Toronto guide essential for tourists and locals

NOW Magazine recommends city hot spots, sites, shops

Tuesday, April 7th, 2009

Toronto: The Essential Guide to the Best of the City

Toronto: The Essential Guide to the Best of the City
NOW Magazine
ECW Press

4 stars

Stuck in the big city with nothing to do? NOW Magazine’s got you covered with Toronto: The Essential Guide to the Best of the City.

This guide has something for everyone, from city newbies to lifelong Torontonians. With Toronto’s vibrant culture, the possibilities for dining, pub-crawling, sightseeing, theatre-going and shopping are endless. Even Toronto natives can’t possibly be aware of all the hidden gems in the city’s many neighbourhoods.

For vacationers, the guide is even more useful. If you’re visiting Toronto and want more than a green health inspection “Pass” sign in a storefront window to show you whether a restaurant’s worth eating at, NOW’s Essential Guide is worth a read.

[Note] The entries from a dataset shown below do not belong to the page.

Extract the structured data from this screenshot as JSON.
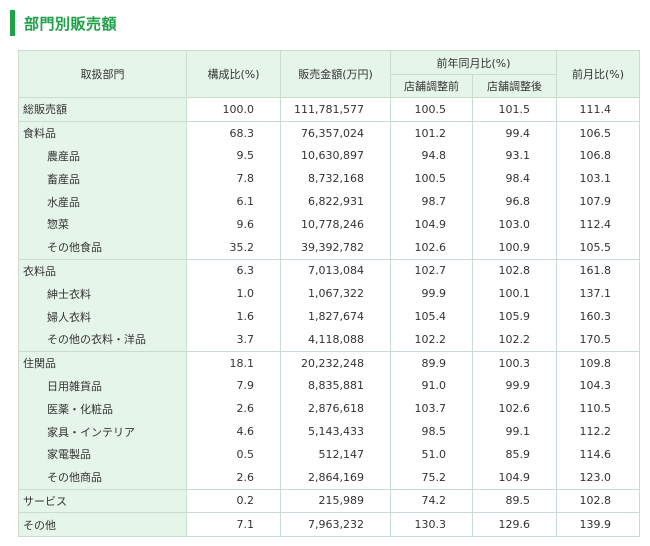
{
  "page": {
    "title": "部門別販売額",
    "accent": "#1fa14a",
    "header_bg": "#e6f5ea"
  },
  "table": {
    "headers": {
      "department": "取扱部門",
      "ratio": "構成比(%)",
      "sales": "販売金額(万円)",
      "yoy": "前年同月比(%)",
      "yoy_before": "店舗調整前",
      "yoy_after": "店舗調整後",
      "mom": "前月比(%)"
    },
    "rows": [
      {
        "name": "総販売額",
        "ratio": "100.0",
        "sales": "111,781,577",
        "before": "100.5",
        "after": "101.5",
        "mom": "111.4"
      },
      {
        "name": "食料品",
        "ratio": "68.3",
        "sales": "76,357,024",
        "before": "101.2",
        "after": "99.4",
        "mom": "106.5"
      },
      {
        "name": "農産品",
        "ratio": "9.5",
        "sales": "10,630,897",
        "before": "94.8",
        "after": "93.1",
        "mom": "106.8"
      },
      {
        "name": "畜産品",
        "ratio": "7.8",
        "sales": "8,732,168",
        "before": "100.5",
        "after": "98.4",
        "mom": "103.1"
      },
      {
        "name": "水産品",
        "ratio": "6.1",
        "sales": "6,822,931",
        "before": "98.7",
        "after": "96.8",
        "mom": "107.9"
      },
      {
        "name": "惣菜",
        "ratio": "9.6",
        "sales": "10,778,246",
        "before": "104.9",
        "after": "103.0",
        "mom": "112.4"
      },
      {
        "name": "その他食品",
        "ratio": "35.2",
        "sales": "39,392,782",
        "before": "102.6",
        "after": "100.9",
        "mom": "105.5"
      },
      {
        "name": "衣料品",
        "ratio": "6.3",
        "sales": "7,013,084",
        "before": "102.7",
        "after": "102.8",
        "mom": "161.8"
      },
      {
        "name": "紳士衣料",
        "ratio": "1.0",
        "sales": "1,067,322",
        "before": "99.9",
        "after": "100.1",
        "mom": "137.1"
      },
      {
        "name": "婦人衣料",
        "ratio": "1.6",
        "sales": "1,827,674",
        "before": "105.4",
        "after": "105.9",
        "mom": "160.3"
      },
      {
        "name": "その他の衣料・洋品",
        "ratio": "3.7",
        "sales": "4,118,088",
        "before": "102.2",
        "after": "102.2",
        "mom": "170.5"
      },
      {
        "name": "住関品",
        "ratio": "18.1",
        "sales": "20,232,248",
        "before": "89.9",
        "after": "100.3",
        "mom": "109.8"
      },
      {
        "name": "日用雑貨品",
        "ratio": "7.9",
        "sales": "8,835,881",
        "before": "91.0",
        "after": "99.9",
        "mom": "104.3"
      },
      {
        "name": "医薬・化粧品",
        "ratio": "2.6",
        "sales": "2,876,618",
        "before": "103.7",
        "after": "102.6",
        "mom": "110.5"
      },
      {
        "name": "家具・インテリア",
        "ratio": "4.6",
        "sales": "5,143,433",
        "before": "98.5",
        "after": "99.1",
        "mom": "112.2"
      },
      {
        "name": "家電製品",
        "ratio": "0.5",
        "sales": "512,147",
        "before": "51.0",
        "after": "85.9",
        "mom": "114.6"
      },
      {
        "name": "その他商品",
        "ratio": "2.6",
        "sales": "2,864,169",
        "before": "75.2",
        "after": "104.9",
        "mom": "123.0"
      },
      {
        "name": "サービス",
        "ratio": "0.2",
        "sales": "215,989",
        "before": "74.2",
        "after": "89.5",
        "mom": "102.8"
      },
      {
        "name": "その他",
        "ratio": "7.1",
        "sales": "7,963,232",
        "before": "130.3",
        "after": "129.6",
        "mom": "139.9"
      }
    ]
  }
}
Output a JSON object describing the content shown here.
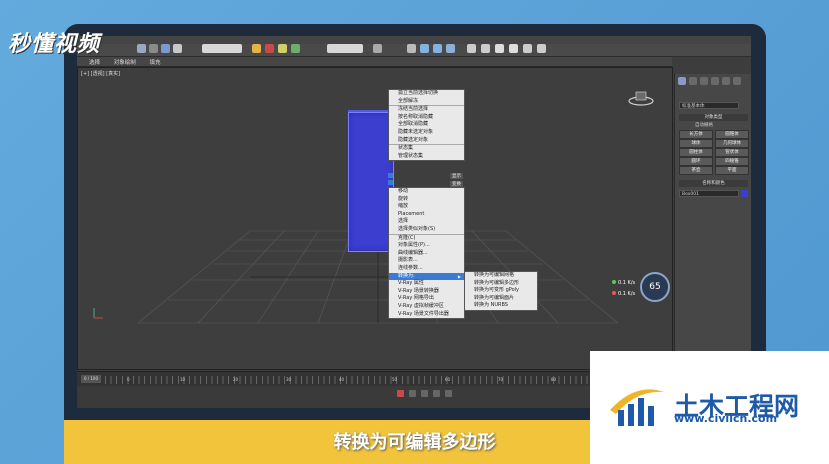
{
  "logo_text": "秒懂视频",
  "subtitle": "转换为可编辑多边形",
  "brand": {
    "name": "土木工程网",
    "url": "www.civilcn.com"
  },
  "ribbon": {
    "tabs": [
      "选择",
      "对象绘制",
      "填充"
    ]
  },
  "viewport": {
    "label": "[+] [透视] [真实]"
  },
  "context_menu": {
    "top_items": [
      "孤立当前选择切换",
      "全部解冻",
      "冻结当前选择",
      "按名称取消隐藏",
      "全部取消隐藏",
      "隐藏未选定对象",
      "隐藏选定对象",
      "状态集",
      "管理状态集"
    ],
    "labels": {
      "display": "显示",
      "transform": "变换"
    },
    "items": [
      "移动",
      "旋转",
      "缩放",
      "Placement",
      "选择",
      "选择类似对象(S)",
      "克隆(C)",
      "对象属性(P)...",
      "曲线编辑器...",
      "摄影表...",
      "连线参数...",
      "转换为:",
      "V-Ray 属性",
      "V-Ray 场景转换器",
      "V-Ray 网格导出",
      "V-Ray 虚拟帧缓冲区",
      "V-Ray 场景文件导出器"
    ],
    "selected_index": 11,
    "submenu": [
      "转换为可编辑网格",
      "转换为可编辑多边形",
      "转换为可变形 gPoly",
      "转换为可编辑面片",
      "转换为 NURBS"
    ]
  },
  "panel": {
    "search_placeholder": "标准基本体",
    "object_type_header": "对象类型",
    "autogrid": "自动栅格",
    "buttons": [
      "长方体",
      "圆锥体",
      "球体",
      "几何球体",
      "圆柱体",
      "管状体",
      "圆环",
      "四棱锥",
      "茶壶",
      "平面"
    ],
    "name_color_header": "名称和颜色",
    "object_name": "Box001"
  },
  "timeline": {
    "frame": "0 / 100",
    "ticks": [
      "0",
      "10",
      "20",
      "30",
      "40",
      "50",
      "60",
      "70",
      "80",
      "90",
      "100"
    ]
  },
  "perf": {
    "gauge": "65",
    "up": "0.1",
    "down": "0.1",
    "up_unit": "K/s",
    "down_unit": "K/s"
  },
  "colors": {
    "accent": "#3a7bd5",
    "object": "#3c3ed0",
    "band": "#f1c43c",
    "brand": "#1e5aa8"
  }
}
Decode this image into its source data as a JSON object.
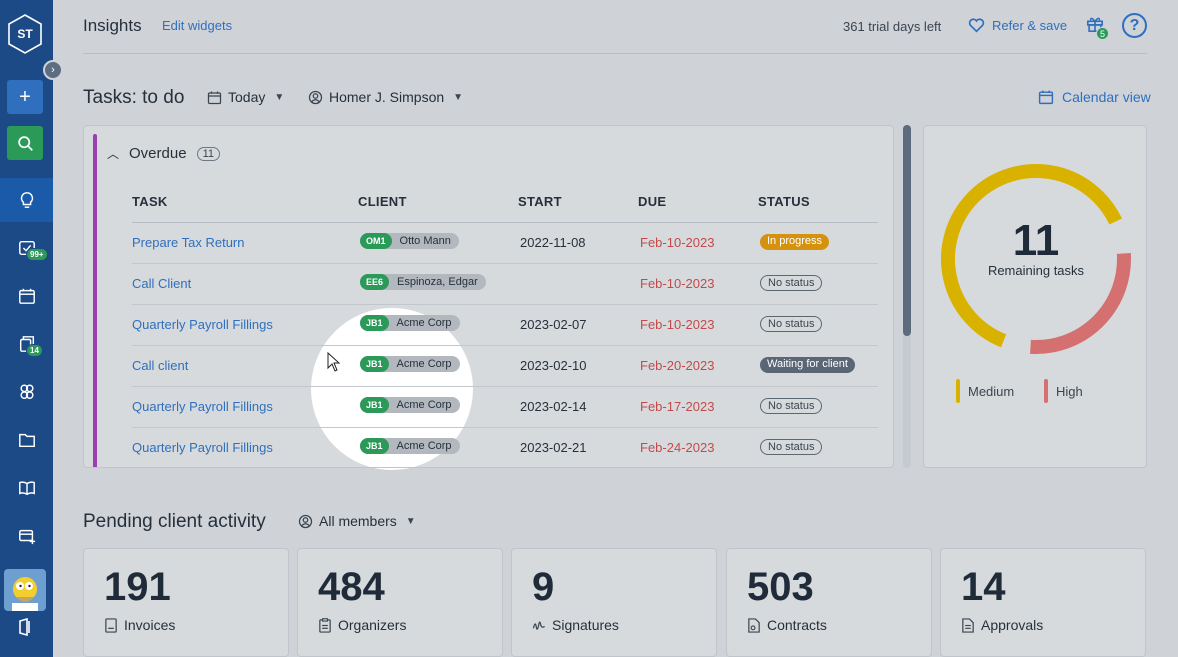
{
  "sidebar": {
    "logo_text": "ST",
    "add_label": "+",
    "badges": {
      "tasks": "99+",
      "documents": "14"
    }
  },
  "header": {
    "title": "Insights",
    "edit_widgets": "Edit widgets",
    "trial": "361 trial days left",
    "refer": "Refer & save",
    "gift_count": "5",
    "help": "?"
  },
  "tasks": {
    "title": "Tasks: to do",
    "date_filter": "Today",
    "assignee_filter": "Homer J. Simpson",
    "calendar_view": "Calendar view",
    "group_label": "Overdue",
    "group_count": "11",
    "columns": [
      "TASK",
      "CLIENT",
      "START",
      "DUE",
      "STATUS"
    ],
    "rows": [
      {
        "task": "Prepare Tax Return",
        "client_code": "OM1",
        "client": "Otto Mann",
        "start": "2022-11-08",
        "due": "Feb-10-2023",
        "status": "In progress"
      },
      {
        "task": "Call Client",
        "client_code": "EE6",
        "client": "Espinoza, Edgar",
        "start": "",
        "due": "Feb-10-2023",
        "status": "No status"
      },
      {
        "task": "Quarterly Payroll Fillings",
        "client_code": "JB1",
        "client": "Acme Corp",
        "start": "2023-02-07",
        "due": "Feb-10-2023",
        "status": "No status"
      },
      {
        "task": "Call client",
        "client_code": "JB1",
        "client": "Acme Corp",
        "start": "2023-02-10",
        "due": "Feb-20-2023",
        "status": "Waiting for client"
      },
      {
        "task": "Quarterly Payroll Fillings",
        "client_code": "JB1",
        "client": "Acme Corp",
        "start": "2023-02-14",
        "due": "Feb-17-2023",
        "status": "No status"
      },
      {
        "task": "Quarterly Payroll Fillings",
        "client_code": "JB1",
        "client": "Acme Corp",
        "start": "2023-02-21",
        "due": "Feb-24-2023",
        "status": "No status"
      }
    ]
  },
  "summary": {
    "remaining": "11",
    "remaining_label": "Remaining tasks",
    "legend": [
      {
        "name": "Medium",
        "color": "#d9b200"
      },
      {
        "name": "High",
        "color": "#d47070"
      }
    ],
    "share": {
      "Medium": 0.62,
      "High": 0.27
    }
  },
  "pending": {
    "title": "Pending client activity",
    "filter": "All members",
    "stats": [
      {
        "value": "191",
        "label": "Invoices"
      },
      {
        "value": "484",
        "label": "Organizers"
      },
      {
        "value": "9",
        "label": "Signatures"
      },
      {
        "value": "503",
        "label": "Contracts"
      },
      {
        "value": "14",
        "label": "Approvals"
      }
    ]
  },
  "colors": {
    "sidebar": "#1c4a86",
    "accent": "#2f6fbd",
    "green": "#2b9a59",
    "overdue": "#c24a4a"
  }
}
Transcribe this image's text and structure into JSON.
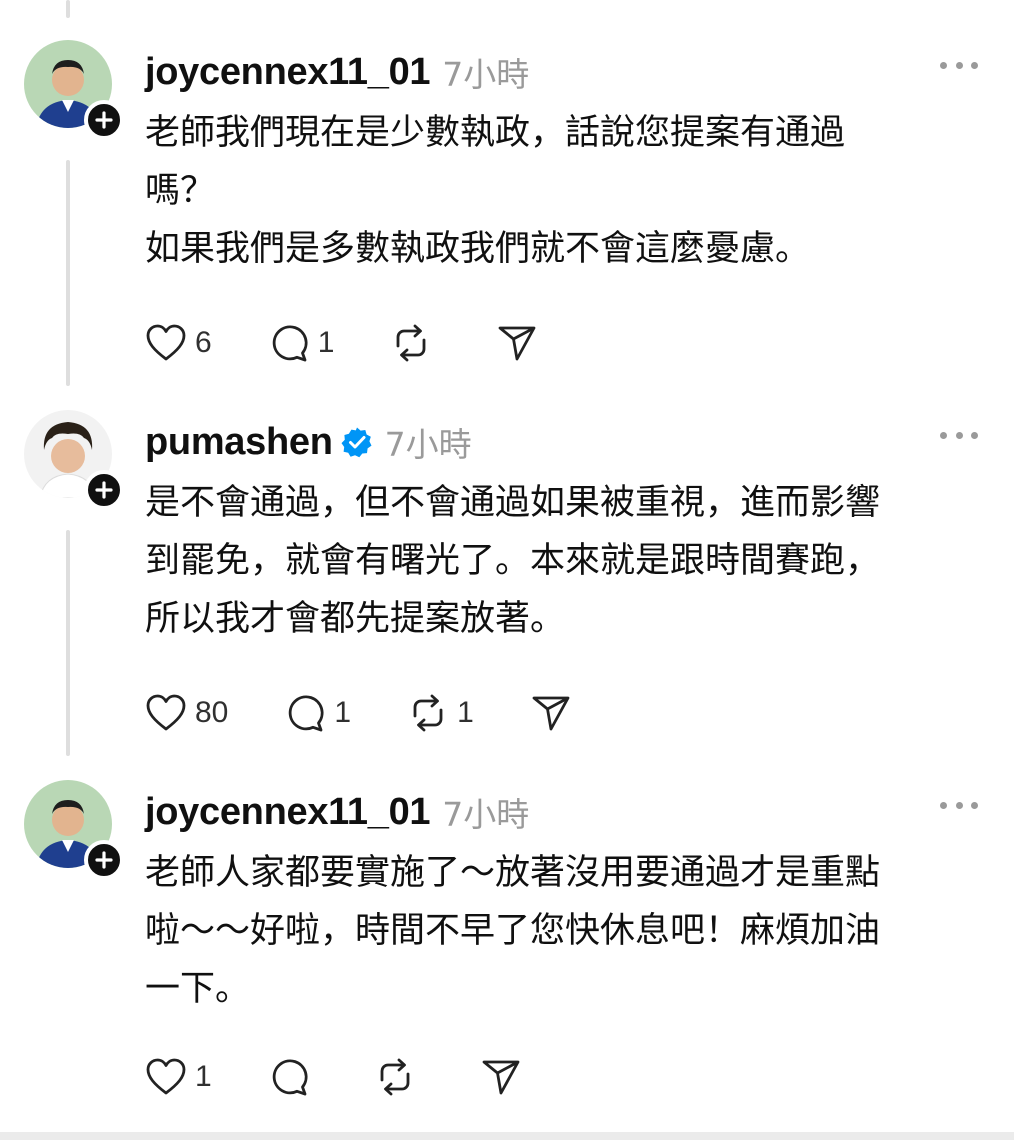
{
  "posts": [
    {
      "username": "joycennex11_01",
      "time": "7小時",
      "verified": false,
      "lines": [
        "老師我們現在是少數執政，話說您提案有通過",
        "嗎？",
        "如果我們是多數執政我們就不會這麼憂慮。"
      ],
      "likes": "6",
      "replies": "1",
      "reposts": ""
    },
    {
      "username": "pumashen",
      "time": "7小時",
      "verified": true,
      "lines": [
        "是不會通過，但不會通過如果被重視，進而影響",
        "到罷免，就會有曙光了。本來就是跟時間賽跑，",
        "所以我才會都先提案放著。"
      ],
      "likes": "80",
      "replies": "1",
      "reposts": "1"
    },
    {
      "username": "joycennex11_01",
      "time": "7小時",
      "verified": false,
      "lines": [
        "老師人家都要實施了～放著沒用要通過才是重點",
        "啦～～好啦，時間不早了您快休息吧！麻煩加油",
        "一下。"
      ],
      "likes": "1",
      "replies": "",
      "reposts": ""
    }
  ],
  "colors": {
    "text": "#101010",
    "muted": "#9a9a9a",
    "verified": "#0095f6",
    "thread_line": "#dedede"
  },
  "icons": {
    "like": "heart-icon",
    "reply": "comment-bubble-icon",
    "repost": "repost-icon",
    "share": "send-icon",
    "more": "more-horizontal-icon",
    "follow": "plus-icon",
    "verified": "verified-badge-icon"
  }
}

Recommendations are divided geographically and nationally, meaning that if you’re in the east end looking for an Indian eating experience you’ll know where to look. The book also includes several city maps and a business index. Each listing includes a paragraph about why the hot spot made the list, price ranges, and the location, phone number, and website of each venue.

The Essential Guide’s tips have been successfully road-tested. Faithfully following the book’s suggestions on my Toronto getaway yielded tasty eats and a happy trip. The guide recommended Café Diplomatico, a bustling Italian restaurant with a killer patio in Little Italy. The restaurant delivered on taste and value.

For a night on the town in downtown Toronto, the guide suggested Smokeless Joe’s, a basement pub that boasts hundreds of varieties of beer and an impressive array of mussels. After one night at Smokeless Joe’s, a return trip was in order. The folks at NOW Magazine know how to make restaurant recommendations.

The Essential Guide’s content is incredibly diverse. Aside from the typical venues one might expect to find in a city guide, the book also boasts listings under the headings Sports and Recreation, Queer Hotspots, Sex and Drugs, and a list of noteworthy patios.

NOW’s guide is not without flaws. The authors may have taken on more than they could handle. At 264 pages, the city guide attempts to discuss and rate more venues than it can fit between its covers. As a result, the coverage is lacking. For example, the guide only mentions two Italian restaurants in the downtown core, a pattern that continues throughout the book.

While hundreds if not thousands of businesses are mentioned, the book’s scope is too vast to delve into specifics when it’s necessary.

Still, Toronto: The Essential Guide to the Best of the City is easily the only Toronto city guide a young academic would ever need. Packed with plenty of sex, drugs, and good eats, at $20 this book pays dividends in the form of truly good times.